# what's a good everyday collar for a plushy GSD?



## Phoebes (Jul 14, 2012)

I've got a 1" soft web collar on my 8 month old boy. He's got a plushy coat and his coat hides the collar, which I dont care if it does, I can still find it! but since the only trace of collar was his tag hanging, I got bombarded by show dog people telling me the collar is so wrong I thought I was going to get whipped 20 lashes or something. Well actually they also said 1" is too thin and if he pulls he can hurt his throat...though as he's in training to learn not to pull, we use a prong. So the collar is basically an ID holder.

It was a dizzying conversation. One person would mention one and another would shoot it down. So they mentioned: rolled leather, 2" or 3" nylon, wide choke chain, fur saver and whatever a German collar is (sounded like a martingale).
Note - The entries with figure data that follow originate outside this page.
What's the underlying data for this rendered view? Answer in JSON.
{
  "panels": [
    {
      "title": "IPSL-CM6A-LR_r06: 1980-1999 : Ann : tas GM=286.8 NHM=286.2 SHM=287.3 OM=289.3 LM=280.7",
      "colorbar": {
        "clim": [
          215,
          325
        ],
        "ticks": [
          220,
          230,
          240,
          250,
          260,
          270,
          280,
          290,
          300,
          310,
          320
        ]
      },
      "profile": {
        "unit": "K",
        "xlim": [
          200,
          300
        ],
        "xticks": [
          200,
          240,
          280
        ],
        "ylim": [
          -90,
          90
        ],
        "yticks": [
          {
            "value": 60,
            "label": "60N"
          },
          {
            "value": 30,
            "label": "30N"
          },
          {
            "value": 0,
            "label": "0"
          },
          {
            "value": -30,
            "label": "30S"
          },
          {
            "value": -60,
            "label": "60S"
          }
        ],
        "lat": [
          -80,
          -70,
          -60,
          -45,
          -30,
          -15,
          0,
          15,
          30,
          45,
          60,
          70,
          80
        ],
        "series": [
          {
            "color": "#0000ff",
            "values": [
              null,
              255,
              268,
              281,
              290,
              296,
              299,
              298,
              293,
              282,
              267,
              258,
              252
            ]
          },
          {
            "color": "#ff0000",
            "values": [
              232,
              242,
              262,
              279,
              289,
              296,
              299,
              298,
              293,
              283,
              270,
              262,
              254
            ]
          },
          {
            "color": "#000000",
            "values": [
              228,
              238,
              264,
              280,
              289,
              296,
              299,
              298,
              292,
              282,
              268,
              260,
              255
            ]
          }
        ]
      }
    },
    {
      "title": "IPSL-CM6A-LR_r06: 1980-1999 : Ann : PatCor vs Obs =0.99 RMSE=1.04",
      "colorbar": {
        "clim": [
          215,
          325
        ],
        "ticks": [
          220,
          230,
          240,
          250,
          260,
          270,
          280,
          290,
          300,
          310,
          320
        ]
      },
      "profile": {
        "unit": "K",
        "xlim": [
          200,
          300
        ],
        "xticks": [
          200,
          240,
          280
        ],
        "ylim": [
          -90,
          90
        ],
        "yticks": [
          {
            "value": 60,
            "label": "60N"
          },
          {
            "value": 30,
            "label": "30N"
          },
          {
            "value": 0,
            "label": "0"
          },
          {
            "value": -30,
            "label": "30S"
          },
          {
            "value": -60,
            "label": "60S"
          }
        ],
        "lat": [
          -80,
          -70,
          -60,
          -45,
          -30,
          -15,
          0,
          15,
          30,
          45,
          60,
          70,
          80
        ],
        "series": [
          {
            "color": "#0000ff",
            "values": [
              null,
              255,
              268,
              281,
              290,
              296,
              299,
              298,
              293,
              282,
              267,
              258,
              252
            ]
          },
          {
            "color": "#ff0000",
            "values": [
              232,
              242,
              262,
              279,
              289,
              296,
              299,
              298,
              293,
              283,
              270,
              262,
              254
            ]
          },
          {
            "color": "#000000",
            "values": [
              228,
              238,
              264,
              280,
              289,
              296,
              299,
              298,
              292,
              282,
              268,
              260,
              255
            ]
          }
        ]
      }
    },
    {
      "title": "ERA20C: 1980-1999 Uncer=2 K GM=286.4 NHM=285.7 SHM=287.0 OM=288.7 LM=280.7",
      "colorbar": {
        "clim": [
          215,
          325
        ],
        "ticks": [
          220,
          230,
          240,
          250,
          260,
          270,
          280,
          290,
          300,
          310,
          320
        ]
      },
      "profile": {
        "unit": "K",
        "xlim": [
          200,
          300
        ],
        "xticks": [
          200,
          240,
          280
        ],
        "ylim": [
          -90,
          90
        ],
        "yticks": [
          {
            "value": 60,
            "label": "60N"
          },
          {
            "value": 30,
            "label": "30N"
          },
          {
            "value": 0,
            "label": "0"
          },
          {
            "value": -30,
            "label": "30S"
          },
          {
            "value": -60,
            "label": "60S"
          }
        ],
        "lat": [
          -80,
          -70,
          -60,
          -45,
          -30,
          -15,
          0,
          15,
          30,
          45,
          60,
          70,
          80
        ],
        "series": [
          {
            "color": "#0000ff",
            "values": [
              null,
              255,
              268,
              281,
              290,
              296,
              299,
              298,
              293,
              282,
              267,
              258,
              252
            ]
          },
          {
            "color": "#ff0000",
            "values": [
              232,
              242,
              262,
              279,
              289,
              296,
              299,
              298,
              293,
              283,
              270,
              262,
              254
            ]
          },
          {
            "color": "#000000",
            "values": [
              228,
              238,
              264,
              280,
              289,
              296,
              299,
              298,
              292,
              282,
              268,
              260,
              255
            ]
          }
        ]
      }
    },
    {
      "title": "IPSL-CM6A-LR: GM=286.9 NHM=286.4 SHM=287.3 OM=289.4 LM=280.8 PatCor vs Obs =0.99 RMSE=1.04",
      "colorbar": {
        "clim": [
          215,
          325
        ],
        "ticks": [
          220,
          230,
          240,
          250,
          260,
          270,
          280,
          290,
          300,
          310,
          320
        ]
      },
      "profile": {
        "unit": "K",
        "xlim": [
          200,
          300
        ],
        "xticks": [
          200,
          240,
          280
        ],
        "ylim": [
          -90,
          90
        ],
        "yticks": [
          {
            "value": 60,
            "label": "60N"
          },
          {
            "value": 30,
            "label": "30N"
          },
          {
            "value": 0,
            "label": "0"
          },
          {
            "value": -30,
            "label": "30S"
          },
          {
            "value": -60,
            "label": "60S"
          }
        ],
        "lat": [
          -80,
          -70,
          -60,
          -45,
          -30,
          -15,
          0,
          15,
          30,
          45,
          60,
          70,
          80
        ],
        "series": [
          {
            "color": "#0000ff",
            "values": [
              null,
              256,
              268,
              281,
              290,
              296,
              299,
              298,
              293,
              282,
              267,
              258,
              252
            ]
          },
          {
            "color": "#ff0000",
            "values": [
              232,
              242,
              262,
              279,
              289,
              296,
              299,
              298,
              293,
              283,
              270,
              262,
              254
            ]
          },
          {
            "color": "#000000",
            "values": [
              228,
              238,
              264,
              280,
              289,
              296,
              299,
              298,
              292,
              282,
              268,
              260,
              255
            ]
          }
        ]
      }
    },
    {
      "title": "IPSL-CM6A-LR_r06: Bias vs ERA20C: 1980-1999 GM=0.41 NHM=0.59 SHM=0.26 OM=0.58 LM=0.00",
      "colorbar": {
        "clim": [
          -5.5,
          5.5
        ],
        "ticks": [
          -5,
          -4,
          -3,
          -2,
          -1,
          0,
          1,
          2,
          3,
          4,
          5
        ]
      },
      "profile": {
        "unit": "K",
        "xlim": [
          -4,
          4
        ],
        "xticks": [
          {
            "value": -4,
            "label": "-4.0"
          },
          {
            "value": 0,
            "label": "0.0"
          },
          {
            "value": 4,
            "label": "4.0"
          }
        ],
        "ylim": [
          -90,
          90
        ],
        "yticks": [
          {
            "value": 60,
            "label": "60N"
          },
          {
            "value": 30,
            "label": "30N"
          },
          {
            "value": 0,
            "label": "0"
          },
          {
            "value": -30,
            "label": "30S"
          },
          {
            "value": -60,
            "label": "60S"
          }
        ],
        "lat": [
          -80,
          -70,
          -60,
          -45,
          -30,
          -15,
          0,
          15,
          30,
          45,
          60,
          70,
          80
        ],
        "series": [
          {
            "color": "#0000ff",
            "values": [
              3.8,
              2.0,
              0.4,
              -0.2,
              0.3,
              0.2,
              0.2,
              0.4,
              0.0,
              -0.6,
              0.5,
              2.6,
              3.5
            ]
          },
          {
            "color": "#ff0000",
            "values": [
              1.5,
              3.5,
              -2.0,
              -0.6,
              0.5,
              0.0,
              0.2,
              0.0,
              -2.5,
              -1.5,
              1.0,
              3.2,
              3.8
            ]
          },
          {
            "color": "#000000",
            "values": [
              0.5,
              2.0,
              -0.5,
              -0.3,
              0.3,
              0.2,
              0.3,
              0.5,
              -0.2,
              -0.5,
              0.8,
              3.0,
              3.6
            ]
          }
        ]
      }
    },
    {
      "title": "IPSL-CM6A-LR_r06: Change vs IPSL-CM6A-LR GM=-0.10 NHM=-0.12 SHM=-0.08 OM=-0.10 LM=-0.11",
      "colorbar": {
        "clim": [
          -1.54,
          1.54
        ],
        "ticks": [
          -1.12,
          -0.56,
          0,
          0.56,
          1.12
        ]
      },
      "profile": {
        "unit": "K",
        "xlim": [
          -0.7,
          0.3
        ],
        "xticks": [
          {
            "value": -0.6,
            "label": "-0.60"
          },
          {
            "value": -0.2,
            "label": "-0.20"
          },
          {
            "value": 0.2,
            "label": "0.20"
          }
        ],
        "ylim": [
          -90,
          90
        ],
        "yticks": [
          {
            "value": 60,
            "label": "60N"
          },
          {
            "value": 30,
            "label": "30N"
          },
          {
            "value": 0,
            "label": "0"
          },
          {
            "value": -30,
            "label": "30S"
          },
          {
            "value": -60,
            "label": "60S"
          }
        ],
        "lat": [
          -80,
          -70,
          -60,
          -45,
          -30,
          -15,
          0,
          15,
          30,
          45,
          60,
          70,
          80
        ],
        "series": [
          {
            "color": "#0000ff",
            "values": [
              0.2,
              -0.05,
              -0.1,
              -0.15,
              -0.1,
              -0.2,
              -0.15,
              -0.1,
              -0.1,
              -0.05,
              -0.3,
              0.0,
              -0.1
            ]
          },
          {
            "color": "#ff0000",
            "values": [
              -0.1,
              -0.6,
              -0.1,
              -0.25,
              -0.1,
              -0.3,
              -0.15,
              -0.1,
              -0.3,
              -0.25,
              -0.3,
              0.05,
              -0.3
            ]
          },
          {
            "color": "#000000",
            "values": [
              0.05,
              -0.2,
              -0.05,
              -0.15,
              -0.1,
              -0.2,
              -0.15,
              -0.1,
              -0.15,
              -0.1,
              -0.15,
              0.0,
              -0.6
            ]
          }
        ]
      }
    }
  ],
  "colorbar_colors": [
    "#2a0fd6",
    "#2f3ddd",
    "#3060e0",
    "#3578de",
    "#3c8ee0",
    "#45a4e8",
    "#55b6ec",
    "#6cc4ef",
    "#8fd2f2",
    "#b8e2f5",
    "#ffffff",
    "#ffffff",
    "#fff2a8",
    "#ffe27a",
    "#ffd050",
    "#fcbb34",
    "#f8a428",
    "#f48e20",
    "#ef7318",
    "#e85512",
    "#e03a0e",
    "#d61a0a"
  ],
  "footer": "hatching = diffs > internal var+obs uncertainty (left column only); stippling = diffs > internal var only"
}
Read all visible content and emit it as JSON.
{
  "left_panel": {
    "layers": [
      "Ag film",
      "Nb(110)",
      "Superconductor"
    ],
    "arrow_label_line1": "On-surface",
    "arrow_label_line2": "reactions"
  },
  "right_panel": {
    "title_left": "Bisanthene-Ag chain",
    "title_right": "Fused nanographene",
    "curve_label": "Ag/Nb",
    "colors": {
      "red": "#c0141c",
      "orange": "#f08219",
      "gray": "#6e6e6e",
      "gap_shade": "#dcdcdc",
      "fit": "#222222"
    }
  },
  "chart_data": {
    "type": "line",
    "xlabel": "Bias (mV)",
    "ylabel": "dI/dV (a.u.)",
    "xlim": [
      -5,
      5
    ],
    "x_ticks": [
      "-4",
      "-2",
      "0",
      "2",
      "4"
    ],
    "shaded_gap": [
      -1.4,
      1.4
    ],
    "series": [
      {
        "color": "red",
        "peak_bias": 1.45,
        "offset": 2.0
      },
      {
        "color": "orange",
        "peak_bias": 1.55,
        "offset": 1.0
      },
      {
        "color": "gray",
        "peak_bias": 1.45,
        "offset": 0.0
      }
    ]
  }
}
What type of collar do you have on your dogs?


----------



## msvette2u (Mar 20, 2006)

Leather rolled collar.


----------



## Jmm4 (Dec 31, 2012)

I second the rolled leather collar 


Sent from my iPhone using Petguide.com Free App


----------



## Shade (Feb 20, 2012)

I use a flat buckle leather collar


----------



## shepherdmom (Dec 24, 2011)

We also use rolled leather collars.


----------



## Kyleigh (Oct 16, 2012)

I don't use any collar on Kyleigh at all unless we are going somewhere. Then I only use a martingale.


----------



## msvette2u (Mar 20, 2006)

My Libby has worn a leather rolled since I discovered them. She's a collie, with long fur and an undercoat.










I don't like flat collars as they mash the fur. In this pic she has a Dublin Dog Collar on, but it's very loose so it doesn't mash her fur. I'd never use it like that on a dog I actually had to seriously walk. 

http://www.dublindog.com/


----------



## Wolfgeist (Dec 4, 2010)

Rolled leather!


----------



## Freestep (May 1, 2011)

Rolled leather, as thin as you can find, to hang tags from and to wear all the time. When you go for walks, training, etc. use a martingale, fur saver, or prong. My favorite rolled leather collar is made by these folks. It's buttery soft, yet strong and durable, and comes in beautiful colors.

Shop – Dog Sports Equipment


----------



## Jmm4 (Dec 31, 2012)

Yay thanks for that link to the collars! 


Sent from my iPhone using Petguide.com Free App


----------



## Liesje (Mar 4, 2007)

Rolled leather


----------



## Chicagocanine (Aug 7, 2008)

If you are talking about soft web collar like this, they are made not to wear down the fur(originally were made for show dogs): 
White Pine Outfitters - Soft Web Collars


----------



## Mooch (May 23, 2012)

2" or 3" would be horrible on a coatie  that would ruin his fur for sure.

mine are currently wearing 1" biothane collars because they go swimming almost every day in summer and the leather ones get stinky and it's not good for them to get wet all the time  
Usually I use a 1" flat leather collar but I've been looking for somewhere with really good quality rolled collars


----------



## msvette2u (Mar 20, 2006)

The rolled leather slides down into their coat so you don't even see it unless they have tags on. It's not intrusive at all to the coat.

Our current GSD has a wide nylon army style currently, but I'd not do that if he had coat. His coat is very dry and tight so it doesn't matter much.


----------



## Phoebes (Jul 14, 2012)

Thanks for the link for a nice rolled leather. Sounds like rolled leather it is!

Chicagocanine: yes that's where I got his 1" collar from, and we have the leash to go with it, although their 1" rolled nylon isn't as soft as their thinner one so maybe that's where I went wrong. It's not supposed to damage the coat much, but he does have breakage.


----------



## Phoebes (Jul 14, 2012)

Mooch said:


> 2" or 3" would be horrible on a coatie  that would ruin his fur for sure.


Thanks, that makes sense. To me too. I'll keep his rolled "soft web" nylon one for when we go to the beach and such and I'm going for the rolled leather.


----------



## Carriesue (Aug 13, 2012)

Phoebes said:


> Thanks for the link for a nice rolled leather. Sounds like rolled leather it is!
> 
> Chicagocanine: yes that's where I got his 1" collar from, and we have the leash to go with it, although their 1" rolled nylon isn't as soft as their thinner one so maybe that's where I went wrong. It's not supposed to damage the coat much, but he does have breakage.


I just got my pup a rolled leather(even though he'll outgrow it in a month lol), it looks very handsome on him... well when I can see it through his LC that is.  I was just getting him cheapy collars since he's a growing pup but those nylon ones just get so dirty looking, I will never go back!


----------



## Phoebes (Jul 14, 2012)

msvette2u said:


> My Libby has worn a leather rolled since I discovered them. She's a collie, with long fur and an undercoat.
> 
> Dog Collars & Pet Accessories | Dublin Dog | Home page



Libby is so cute!


----------